Thank you in advance for your guidance.
I couldn’t put it better myself. To quote George Vaillant, in The Natural History of Alcoholism, refering particularly to Baekeland et al. (1975):
The most important single prognostic variable associated with remission among alcoholics who attend alcohol clinics is having something to lose if they continue to abuse alcohol…. Patients cited changed life circumstances rather than clinic intervention as most important to their abstinence…. Improved working and housing conditions made a difference in 40 percent of good outcomes, intrapsychic change in 32 percent, improved marriage in 32 percent, and a single 3-hour session of advice and education about drinking… in 35 percent.
These results apply in all situations-in other words, more than the type of therapy, or even whether the person enters therapy, the best chance for recovery is due to the number and quality of the person’s attachments to life. Having people that care about them, including family, friends, and community involvements; having activities of every sort that they find meaningful; having work skills, opportunities, and involvement; and so on predict whether people will have the motivation and resources to overcome alcoholism. They have both more to lose and more to counteract the appeal of the addiction.

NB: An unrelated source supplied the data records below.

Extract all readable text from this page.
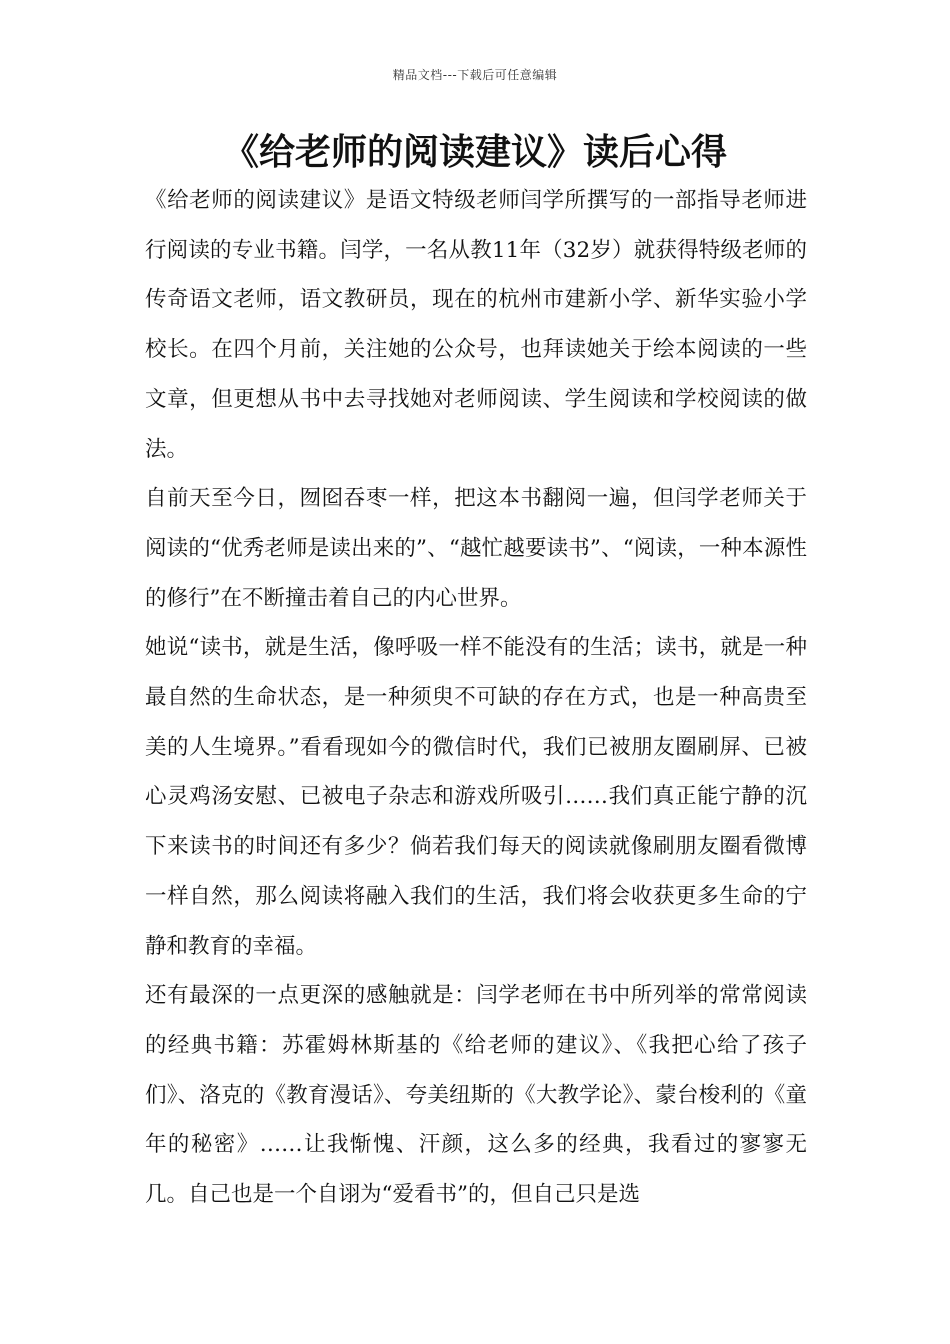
精品文档---下载后可任意编辑
《给老师的阅读建议》读后心得

《给老师的阅读建议》是语文特级老师闫学所撰写的一部指导老师进行阅读的专业书籍。闫学，一名从教11年（32岁）就获得特级老师的传奇语文老师，语文教研员，现在的杭州市建新小学、新华实验小学校长。在四个月前，关注她的公众号，也拜读她关于绘本阅读的一些文章，但更想从书中去寻找她对老师阅读、学生阅读和学校阅读的做法。

自前天至今日，囫囵吞枣一样，把这本书翻阅一遍，但闫学老师关于阅读的“优秀老师是读出来的”、“越忙越要读书”、“阅读，一种本源性的修行”在不断撞击着自己的内心世界。

她说“读书，就是生活，像呼吸一样不能没有的生活；读书，就是一种最自然的生命状态，是一种须臾不可缺的存在方式，也是一种高贵至美的人生境界。”看看现如今的微信时代，我们已被朋友圈刷屏、已被心灵鸡汤安慰、已被电子杂志和游戏所吸引……我们真正能宁静的沉下来读书的时间还有多少？倘若我们每天的阅读就像刷朋友圈看微博一样自然，那么阅读将融入我们的生活，我们将会收获更多生命的宁静和教育的幸福。

还有最深的一点更深的感触就是：闫学老师在书中所列举的常常阅读的经典书籍：苏霍姆林斯基的《给老师的建议》、《我把心给了孩子们》、洛克的《教育漫话》、夸美纽斯的《大教学论》、蒙台梭利的《童年的秘密》……让我惭愧、汗颜，这么多的经典，我看过的寥寥无几。自己也是一个自诩为“爱看书”的，但自己只是选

Baekeland, F., Lundwall, L., & Kissin, B. (1975). Methods for the treatment of chronic alcoholism: A critical appraisal. In R. J. Gibbons, Y. Israel, H. Kalant, R. E. Popham, W. Schmidt, & R. G. Smart (Eds.), Research advances in alcohol and drug problems (Vol. 2, pp. 247-327). New York: Wiley.
Vaillant, G. E. (1983). The natural history of alcoholism. Cambridge, MA: Harvard University Press.